The diary is fascinating and shows the musings of a typical teenage girl living in atypical times. Her account of daily life in the annex and thoughts about her family, war and her feelings towards the other occupants in the annex are interesting and at times humorous. Her sharp wit and analytical observations of those around her, show that she is wise beyond her years. And her ability to maintain a sense of humor even as they are hiding in the attic, is a testament to her character and that of those around her. We the readers know that eventually she falls victim to the Nazis and is sent to the camp where she will die. But as the book moves forward, it is impossible not to become drawn to her through a vivacious personality and blossoming mind. We are even introduced to her paramour, Peter whose family is in hiding with the Franks. Her story really is the diary of a young girl.

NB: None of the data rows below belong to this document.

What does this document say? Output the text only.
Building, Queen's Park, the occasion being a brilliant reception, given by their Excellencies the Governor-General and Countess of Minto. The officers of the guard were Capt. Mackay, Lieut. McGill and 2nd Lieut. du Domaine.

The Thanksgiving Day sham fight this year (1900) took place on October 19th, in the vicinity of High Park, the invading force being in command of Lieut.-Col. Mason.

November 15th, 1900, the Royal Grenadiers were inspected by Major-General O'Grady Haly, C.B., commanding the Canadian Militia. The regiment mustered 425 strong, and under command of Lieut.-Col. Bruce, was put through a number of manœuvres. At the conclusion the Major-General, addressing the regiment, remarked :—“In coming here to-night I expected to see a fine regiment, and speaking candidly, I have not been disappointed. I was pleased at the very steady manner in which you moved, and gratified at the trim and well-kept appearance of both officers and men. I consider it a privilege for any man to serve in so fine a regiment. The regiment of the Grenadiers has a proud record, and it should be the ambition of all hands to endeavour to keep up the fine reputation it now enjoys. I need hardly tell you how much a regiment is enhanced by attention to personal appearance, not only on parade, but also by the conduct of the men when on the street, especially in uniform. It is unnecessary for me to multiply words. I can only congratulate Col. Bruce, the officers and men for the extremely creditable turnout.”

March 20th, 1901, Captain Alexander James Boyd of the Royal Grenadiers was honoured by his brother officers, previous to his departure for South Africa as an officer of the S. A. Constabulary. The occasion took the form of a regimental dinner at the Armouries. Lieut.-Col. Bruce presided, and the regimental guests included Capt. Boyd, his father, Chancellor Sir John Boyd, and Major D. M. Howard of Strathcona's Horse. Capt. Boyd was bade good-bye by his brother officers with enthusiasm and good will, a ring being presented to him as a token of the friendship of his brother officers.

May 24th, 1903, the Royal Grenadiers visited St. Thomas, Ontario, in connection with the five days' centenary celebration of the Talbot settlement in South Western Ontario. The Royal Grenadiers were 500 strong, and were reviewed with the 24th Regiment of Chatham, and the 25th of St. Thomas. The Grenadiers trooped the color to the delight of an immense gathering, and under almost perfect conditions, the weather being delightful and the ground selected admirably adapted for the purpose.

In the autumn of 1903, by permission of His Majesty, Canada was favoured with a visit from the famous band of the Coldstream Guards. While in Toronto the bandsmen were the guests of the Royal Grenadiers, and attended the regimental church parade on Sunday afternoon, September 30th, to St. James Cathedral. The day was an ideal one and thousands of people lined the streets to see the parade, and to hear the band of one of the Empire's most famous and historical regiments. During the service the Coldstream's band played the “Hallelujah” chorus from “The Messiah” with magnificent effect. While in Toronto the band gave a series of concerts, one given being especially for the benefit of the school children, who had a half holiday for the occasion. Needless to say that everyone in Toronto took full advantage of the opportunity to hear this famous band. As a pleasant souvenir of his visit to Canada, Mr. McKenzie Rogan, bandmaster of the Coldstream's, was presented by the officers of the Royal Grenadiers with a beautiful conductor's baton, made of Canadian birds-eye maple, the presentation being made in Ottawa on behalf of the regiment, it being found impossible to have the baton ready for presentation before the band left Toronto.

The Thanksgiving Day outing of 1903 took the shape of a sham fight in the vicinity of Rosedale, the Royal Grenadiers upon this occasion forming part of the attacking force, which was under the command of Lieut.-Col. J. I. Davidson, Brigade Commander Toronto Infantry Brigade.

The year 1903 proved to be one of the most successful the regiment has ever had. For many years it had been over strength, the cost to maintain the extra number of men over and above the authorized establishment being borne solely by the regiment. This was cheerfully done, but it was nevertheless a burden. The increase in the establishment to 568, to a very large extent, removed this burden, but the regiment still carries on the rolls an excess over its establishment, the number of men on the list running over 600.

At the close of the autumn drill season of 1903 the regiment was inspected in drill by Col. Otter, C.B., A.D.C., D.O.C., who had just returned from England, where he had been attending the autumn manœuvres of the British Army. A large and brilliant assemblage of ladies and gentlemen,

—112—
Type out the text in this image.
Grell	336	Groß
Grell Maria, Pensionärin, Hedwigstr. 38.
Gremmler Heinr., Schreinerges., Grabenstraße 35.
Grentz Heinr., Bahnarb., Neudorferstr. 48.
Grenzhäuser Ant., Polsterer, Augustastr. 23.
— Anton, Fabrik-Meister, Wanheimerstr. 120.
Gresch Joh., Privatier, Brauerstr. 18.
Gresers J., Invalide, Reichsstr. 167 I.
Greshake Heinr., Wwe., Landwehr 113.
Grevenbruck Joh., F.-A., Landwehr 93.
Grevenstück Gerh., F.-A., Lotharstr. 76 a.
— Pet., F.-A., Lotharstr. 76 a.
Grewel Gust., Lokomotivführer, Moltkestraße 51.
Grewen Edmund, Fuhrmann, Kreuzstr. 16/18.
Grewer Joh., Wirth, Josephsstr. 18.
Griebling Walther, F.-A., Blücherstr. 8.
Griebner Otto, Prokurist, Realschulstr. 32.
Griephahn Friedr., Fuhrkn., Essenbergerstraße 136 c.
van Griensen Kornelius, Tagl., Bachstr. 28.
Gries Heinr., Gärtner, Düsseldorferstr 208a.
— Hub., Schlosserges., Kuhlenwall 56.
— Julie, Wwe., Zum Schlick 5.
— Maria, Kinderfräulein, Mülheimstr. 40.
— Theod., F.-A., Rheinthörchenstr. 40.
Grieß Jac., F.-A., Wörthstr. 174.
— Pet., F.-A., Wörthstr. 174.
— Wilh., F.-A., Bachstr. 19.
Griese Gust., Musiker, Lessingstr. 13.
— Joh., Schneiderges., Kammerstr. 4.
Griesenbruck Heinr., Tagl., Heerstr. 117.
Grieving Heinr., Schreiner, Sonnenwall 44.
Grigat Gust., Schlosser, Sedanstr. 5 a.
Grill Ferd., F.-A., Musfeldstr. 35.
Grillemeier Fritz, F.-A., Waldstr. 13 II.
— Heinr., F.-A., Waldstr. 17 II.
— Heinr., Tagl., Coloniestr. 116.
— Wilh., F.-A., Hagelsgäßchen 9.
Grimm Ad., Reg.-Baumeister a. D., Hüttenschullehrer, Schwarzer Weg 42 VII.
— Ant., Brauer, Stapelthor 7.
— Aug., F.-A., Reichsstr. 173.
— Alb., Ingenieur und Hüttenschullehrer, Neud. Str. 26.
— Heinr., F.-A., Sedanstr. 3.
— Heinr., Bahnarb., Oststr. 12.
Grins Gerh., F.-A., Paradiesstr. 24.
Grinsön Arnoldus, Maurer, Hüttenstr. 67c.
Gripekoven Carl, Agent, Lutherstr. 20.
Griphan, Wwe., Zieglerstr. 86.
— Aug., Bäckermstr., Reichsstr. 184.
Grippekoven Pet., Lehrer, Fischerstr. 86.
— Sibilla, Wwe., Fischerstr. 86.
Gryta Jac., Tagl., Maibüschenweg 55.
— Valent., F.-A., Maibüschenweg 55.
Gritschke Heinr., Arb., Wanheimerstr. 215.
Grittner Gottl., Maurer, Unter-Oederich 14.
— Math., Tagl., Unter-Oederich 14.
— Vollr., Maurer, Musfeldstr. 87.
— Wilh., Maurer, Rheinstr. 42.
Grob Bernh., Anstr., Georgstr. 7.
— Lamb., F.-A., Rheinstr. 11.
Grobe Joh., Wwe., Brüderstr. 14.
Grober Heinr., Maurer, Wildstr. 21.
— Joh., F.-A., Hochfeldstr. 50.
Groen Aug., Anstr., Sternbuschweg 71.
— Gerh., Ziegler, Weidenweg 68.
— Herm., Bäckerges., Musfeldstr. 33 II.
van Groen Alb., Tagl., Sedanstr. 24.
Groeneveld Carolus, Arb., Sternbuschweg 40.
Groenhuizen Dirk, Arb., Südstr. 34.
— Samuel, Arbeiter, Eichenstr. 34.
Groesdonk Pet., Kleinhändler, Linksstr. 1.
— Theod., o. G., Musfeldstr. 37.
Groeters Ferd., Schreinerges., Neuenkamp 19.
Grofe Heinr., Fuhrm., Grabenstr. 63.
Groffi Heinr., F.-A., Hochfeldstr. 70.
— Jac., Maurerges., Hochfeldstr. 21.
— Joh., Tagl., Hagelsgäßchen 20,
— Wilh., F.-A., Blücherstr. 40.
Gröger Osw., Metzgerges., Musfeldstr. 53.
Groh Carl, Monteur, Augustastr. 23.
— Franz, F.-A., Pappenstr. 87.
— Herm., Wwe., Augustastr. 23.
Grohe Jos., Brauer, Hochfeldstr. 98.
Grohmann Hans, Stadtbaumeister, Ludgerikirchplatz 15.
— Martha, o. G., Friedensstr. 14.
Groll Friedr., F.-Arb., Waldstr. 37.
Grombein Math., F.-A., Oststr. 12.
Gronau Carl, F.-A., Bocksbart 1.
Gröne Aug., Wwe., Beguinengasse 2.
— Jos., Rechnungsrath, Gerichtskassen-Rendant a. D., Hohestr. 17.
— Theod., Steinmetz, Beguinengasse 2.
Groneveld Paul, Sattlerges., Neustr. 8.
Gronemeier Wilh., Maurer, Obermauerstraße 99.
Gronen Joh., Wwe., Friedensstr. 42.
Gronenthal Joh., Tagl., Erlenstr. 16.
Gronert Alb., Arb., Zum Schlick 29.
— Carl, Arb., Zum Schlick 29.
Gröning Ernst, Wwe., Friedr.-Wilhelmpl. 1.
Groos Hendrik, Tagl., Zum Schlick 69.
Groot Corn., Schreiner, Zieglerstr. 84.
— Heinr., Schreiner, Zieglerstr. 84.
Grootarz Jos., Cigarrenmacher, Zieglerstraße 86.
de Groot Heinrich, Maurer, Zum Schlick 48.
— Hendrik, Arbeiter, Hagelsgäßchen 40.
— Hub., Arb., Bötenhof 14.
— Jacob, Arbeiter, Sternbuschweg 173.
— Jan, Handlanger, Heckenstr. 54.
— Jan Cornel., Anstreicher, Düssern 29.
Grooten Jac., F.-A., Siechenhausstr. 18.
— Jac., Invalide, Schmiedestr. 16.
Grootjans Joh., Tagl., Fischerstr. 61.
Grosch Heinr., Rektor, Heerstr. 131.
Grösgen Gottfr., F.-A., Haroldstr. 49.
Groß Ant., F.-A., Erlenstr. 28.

When I finished the book, I found it incredibly difficult to come to terms that such a young woman was sent to her death simply because of her religious faith. It forced me to ask myself why humans do the things they do to each other. We have an uncanny ability to cause the destruction of ourselves and those around us. Anne Frank, never finished high school, went to a university, met the love of her life and started a family. During the Second World War, she and the occupants of the hidden attic fell victim to Nazi terror formulated by Nazi ideology. But in death, Frank has become a martyr of the Holocaust and one its brightest voices from beyond this world. Today, more than seventy-three years after her death, this book remains on the shelves of bibliophiles, libraries and teachers throughout the world as new generations of students learn about the Third Reich and the quest of Adolf Hitler to accomplish world domination.
Anne Frank’s story is one that will remain with you long after you have finished the book. Although it is recommended reading to young adults, I find that even older adults can find meaning in this captivating journal recorded by a young woman whose life was changed permanently in the country she called home as the Austrian menace pushed Germany in a world conflict. And until the end of time, people will continue to read and cherish this diary of a young girl.